Now the world has seen the Pentagon’s “delivery timeline” for sea shipments of those shells, along with estimates of the cost of the shipments, $26 million.
With every disclosure of secret documents, of course, there are fears of lasting damage, sometimes overblown. That happened in 2010, when The New York Times started publishing a series called “State’s Secrets,” detailing and analyzing selected documents from the trove of cables taken by Chelsea Manning, then an Army private in Iraq, and published by Julian Assange, the WikiLeaks founder. Soon after the first articles were published, Secretary of State Hillary Clinton expressed fear that no one would ever talk to U.S. diplomats again.
“In addition to endangering particular individuals, disclosures like these tear at the fabric of the proper function of responsible government,” she told reporters in the Treaty Room of the State Department. Of course, they did keep talking — although many foreign officials say that when they speak today, they edit themselves with the knowledge that they may be quoted in department cables that leak in the future.
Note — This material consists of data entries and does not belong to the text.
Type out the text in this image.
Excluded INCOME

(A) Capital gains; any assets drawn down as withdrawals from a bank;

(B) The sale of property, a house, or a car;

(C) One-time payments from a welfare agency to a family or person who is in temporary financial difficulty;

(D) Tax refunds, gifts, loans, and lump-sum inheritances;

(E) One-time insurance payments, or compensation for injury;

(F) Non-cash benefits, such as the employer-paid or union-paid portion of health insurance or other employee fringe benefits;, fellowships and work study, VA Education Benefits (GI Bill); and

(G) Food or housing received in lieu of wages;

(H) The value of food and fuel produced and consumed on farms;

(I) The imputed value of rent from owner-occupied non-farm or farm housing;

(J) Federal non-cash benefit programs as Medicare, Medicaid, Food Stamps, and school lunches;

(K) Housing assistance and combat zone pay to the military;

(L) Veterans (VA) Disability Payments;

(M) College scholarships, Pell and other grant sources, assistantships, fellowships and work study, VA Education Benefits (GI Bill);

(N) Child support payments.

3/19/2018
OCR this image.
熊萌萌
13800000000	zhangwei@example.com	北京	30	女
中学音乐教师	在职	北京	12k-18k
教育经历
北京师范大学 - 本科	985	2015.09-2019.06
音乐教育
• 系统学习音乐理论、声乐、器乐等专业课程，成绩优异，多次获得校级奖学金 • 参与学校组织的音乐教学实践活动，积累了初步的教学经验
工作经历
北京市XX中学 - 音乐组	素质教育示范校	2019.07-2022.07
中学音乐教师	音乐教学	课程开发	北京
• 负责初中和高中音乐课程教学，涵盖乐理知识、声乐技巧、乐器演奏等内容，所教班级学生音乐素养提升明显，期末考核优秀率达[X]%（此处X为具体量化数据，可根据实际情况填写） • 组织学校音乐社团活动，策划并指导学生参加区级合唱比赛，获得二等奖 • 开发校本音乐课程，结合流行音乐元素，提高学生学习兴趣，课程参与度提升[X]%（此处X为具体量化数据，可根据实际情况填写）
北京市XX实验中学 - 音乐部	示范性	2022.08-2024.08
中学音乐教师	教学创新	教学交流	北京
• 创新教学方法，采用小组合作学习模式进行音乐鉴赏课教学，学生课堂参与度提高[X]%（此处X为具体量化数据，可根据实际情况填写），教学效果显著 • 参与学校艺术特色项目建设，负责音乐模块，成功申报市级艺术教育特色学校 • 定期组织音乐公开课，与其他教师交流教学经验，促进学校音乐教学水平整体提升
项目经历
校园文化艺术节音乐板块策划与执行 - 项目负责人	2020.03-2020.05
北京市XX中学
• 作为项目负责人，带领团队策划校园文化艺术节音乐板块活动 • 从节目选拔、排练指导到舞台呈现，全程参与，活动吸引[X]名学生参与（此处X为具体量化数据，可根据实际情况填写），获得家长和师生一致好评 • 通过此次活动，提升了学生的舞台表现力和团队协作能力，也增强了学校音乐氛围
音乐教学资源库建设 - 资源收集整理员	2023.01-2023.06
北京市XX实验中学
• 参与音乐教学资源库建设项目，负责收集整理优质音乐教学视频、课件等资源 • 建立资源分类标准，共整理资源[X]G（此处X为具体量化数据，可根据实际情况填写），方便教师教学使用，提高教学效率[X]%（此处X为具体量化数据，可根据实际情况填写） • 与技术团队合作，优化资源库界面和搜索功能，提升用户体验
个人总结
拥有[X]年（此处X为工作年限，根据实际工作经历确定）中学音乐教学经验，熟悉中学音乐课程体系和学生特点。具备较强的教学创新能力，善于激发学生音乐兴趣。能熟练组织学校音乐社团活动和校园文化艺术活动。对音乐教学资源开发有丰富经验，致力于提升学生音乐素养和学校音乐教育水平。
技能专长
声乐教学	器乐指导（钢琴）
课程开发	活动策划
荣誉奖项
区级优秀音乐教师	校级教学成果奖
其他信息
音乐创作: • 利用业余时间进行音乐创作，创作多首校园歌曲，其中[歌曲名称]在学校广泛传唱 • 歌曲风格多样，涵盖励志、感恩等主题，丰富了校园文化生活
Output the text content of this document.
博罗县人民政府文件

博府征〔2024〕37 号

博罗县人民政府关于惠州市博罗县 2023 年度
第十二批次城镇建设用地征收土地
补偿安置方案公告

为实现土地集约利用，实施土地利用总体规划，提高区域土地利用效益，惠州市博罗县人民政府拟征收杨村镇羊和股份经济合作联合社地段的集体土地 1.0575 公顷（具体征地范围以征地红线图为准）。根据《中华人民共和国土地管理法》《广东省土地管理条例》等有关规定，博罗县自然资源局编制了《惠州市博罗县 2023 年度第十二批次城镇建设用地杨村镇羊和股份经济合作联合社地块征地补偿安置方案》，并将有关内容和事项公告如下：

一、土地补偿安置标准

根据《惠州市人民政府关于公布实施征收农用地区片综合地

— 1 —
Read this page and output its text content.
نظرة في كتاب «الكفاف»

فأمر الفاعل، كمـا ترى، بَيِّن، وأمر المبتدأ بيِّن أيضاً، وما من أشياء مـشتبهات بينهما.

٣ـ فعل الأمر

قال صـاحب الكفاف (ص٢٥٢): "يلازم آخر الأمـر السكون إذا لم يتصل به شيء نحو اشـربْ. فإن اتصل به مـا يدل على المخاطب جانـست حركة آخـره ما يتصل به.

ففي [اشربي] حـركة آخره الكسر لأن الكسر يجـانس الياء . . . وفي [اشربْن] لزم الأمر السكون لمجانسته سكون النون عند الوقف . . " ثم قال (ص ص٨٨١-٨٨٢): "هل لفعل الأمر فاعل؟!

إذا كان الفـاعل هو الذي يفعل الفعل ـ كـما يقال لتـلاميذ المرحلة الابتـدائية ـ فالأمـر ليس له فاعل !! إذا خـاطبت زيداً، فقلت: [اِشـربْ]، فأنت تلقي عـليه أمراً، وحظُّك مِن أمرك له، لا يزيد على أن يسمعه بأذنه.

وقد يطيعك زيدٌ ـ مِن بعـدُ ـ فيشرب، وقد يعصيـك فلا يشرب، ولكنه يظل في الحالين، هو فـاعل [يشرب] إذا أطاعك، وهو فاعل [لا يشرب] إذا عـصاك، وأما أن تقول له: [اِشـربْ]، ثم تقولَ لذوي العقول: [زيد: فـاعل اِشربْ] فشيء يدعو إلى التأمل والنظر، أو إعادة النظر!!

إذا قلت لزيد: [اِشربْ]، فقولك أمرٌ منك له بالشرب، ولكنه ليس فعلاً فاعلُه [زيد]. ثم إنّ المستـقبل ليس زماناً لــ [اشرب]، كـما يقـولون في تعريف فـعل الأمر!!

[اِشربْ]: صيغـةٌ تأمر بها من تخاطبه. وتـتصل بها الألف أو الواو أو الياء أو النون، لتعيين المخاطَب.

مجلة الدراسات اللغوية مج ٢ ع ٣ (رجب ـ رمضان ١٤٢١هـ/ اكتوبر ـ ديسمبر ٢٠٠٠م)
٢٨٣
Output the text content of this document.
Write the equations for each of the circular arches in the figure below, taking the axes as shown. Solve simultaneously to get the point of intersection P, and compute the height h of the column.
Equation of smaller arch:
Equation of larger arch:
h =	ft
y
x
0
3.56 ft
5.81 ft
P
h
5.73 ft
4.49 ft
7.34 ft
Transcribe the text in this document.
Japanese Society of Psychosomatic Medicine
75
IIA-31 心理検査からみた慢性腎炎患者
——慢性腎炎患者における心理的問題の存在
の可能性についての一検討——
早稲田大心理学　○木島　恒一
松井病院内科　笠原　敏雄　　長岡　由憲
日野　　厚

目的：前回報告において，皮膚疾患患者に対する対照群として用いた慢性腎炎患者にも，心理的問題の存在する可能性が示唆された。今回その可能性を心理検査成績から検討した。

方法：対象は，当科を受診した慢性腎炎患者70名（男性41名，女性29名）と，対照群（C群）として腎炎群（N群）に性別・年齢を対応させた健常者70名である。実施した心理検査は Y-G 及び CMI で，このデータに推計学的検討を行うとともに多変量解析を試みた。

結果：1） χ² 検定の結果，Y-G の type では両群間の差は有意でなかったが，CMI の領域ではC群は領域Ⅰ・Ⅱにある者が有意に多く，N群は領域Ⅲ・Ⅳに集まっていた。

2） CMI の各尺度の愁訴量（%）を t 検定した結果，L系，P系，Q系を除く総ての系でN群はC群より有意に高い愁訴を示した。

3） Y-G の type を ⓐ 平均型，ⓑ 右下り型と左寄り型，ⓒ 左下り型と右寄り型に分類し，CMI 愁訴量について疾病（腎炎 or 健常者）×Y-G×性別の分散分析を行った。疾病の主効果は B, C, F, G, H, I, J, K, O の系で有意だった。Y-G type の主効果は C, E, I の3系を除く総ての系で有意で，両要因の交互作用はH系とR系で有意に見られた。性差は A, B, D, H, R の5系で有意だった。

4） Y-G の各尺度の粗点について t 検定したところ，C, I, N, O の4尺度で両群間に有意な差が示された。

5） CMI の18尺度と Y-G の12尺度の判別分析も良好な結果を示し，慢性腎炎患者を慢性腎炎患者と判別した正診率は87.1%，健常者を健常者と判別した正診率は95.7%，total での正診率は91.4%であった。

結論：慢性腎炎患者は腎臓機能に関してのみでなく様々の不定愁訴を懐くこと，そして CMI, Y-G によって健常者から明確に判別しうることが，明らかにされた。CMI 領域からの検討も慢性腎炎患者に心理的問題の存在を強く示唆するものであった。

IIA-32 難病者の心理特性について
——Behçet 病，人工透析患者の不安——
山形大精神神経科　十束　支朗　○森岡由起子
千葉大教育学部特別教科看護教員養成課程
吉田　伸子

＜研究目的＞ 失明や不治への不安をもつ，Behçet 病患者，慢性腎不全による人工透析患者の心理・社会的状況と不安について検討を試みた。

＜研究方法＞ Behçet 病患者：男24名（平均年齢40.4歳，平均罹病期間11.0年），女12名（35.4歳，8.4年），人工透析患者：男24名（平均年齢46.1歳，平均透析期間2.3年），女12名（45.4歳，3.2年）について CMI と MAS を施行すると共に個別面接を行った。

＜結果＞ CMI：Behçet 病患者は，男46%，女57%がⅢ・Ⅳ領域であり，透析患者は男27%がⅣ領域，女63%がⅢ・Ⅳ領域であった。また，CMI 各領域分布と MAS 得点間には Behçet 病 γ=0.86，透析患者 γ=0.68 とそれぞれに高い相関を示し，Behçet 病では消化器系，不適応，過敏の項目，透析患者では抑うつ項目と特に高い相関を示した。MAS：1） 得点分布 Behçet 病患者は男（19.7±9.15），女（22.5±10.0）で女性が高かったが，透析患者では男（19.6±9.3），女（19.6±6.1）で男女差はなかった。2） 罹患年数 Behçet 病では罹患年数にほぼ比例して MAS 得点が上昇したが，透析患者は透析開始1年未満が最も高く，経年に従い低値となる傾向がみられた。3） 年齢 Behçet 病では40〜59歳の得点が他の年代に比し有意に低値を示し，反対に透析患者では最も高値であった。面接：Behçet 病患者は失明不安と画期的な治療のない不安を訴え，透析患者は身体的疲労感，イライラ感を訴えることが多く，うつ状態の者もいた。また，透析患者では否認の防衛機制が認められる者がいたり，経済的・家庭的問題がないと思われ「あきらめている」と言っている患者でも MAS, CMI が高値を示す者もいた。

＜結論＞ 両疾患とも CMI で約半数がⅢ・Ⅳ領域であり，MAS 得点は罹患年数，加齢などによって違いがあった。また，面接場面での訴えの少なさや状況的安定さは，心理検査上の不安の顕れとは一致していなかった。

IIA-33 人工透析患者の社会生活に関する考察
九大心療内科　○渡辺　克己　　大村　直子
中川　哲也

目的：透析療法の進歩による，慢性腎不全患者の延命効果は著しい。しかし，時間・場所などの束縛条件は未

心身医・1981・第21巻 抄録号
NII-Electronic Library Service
When Snowden released vast amounts of data from the National Security Agency, collected with a $100 piece of software that just gathered up archives he had access to at a facility in Hawaii, there was similar fear of setbacks in intelligence collection. The agency spent years altering programs, at a cost of hundreds of millions of dollars, and officials say they are still monitoring the damage a decade later. In September, Putin granted Snowden, a low-level intelligence contractor, full Russian citizenship; the United States is still seeking to bring him back to face charges.
Both Manning and Snowden said they were motivated by a desire to reveal what they viewed as transgressions by the United States. “This time it doesn’t look ideological,” Alperovitch said. The first appearance of some of the documents seems to have taken place on gaming platforms, perhaps to settle an online argument over the status of the fight in Ukraine.
“Think about that,” Alperovitch said. “An internet fight that ends up in a massive intelligence disaster.”